Since the early 2000s, TUI has established a leading position in the largest tour operator markets of Germany, UK, France, Benelux and Scandinavia. In 2005, TUI was much larger than number two, Thomas Cook, followed by MyTravel, REWE, First Choice and Kuoni. A new wave of mergers took place in 2007 when Thomas Cook merged with MyTravel and TUI with First Choice, both British tour operators.59 By 2007, TUI and Thomas Cook controlled almost half the European and maybe one-third of the global tour operator market.

FIGURE 12 The TUI Tourism Value Chain


Source: www.tui-group.com.

TUI is a vertically integrated travel company dealing with almost all parts of the tourism value chain (Figure 12). It includes distribution through travel agencies or via its own direct sales channels through the Internet, call centers and travel television. TUI sells package tours and individually booked travel modules and transports travelers to and fro vacation destinations on its own fleet of airplanes with busses connecting airports to property hotels, adapting to peak seasons by way of third party airlines and hotels. Through third-party agreements, TUI provides additional travel services such as car rental and insurance. It is TUI’s strategy to continue its global expansion and determinedly gain all benefits of the Internet by more and more direct sales to consumers. TUI’s main market is Germany that has the largest number of package tour travelers of all nations, followed by UK, Scandinavia and the rest of Western Europe. By way of its merger with First Choice, TUI has extended its British market considerably.
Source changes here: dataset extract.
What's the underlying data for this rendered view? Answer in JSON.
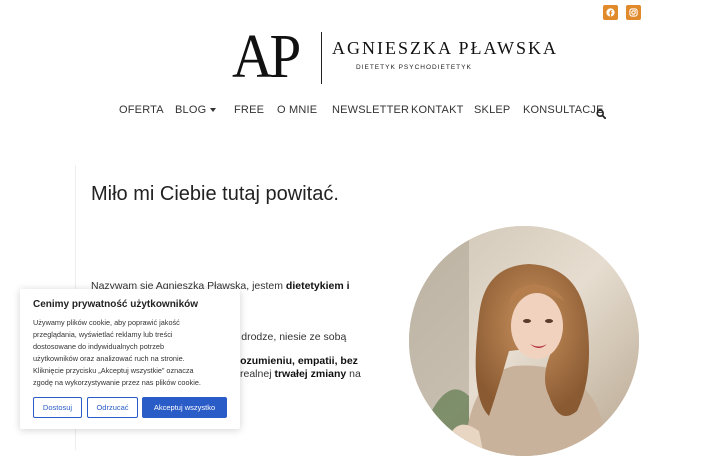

In 2007, the acquired First Choice was the fourth largest European tour operator with revenues of $5 billion.60 Like TUI, First Choice comprises most of the tourist value chain, including package tours, individual travels with airplanes, cruise lines, and even camping and biking tours. First Choice has its own airline fleet, hotels, travel agencies and many subsidiaries. Through third parties, First Choice arranges car rental, insurance and other travel activities. The UK is its main market.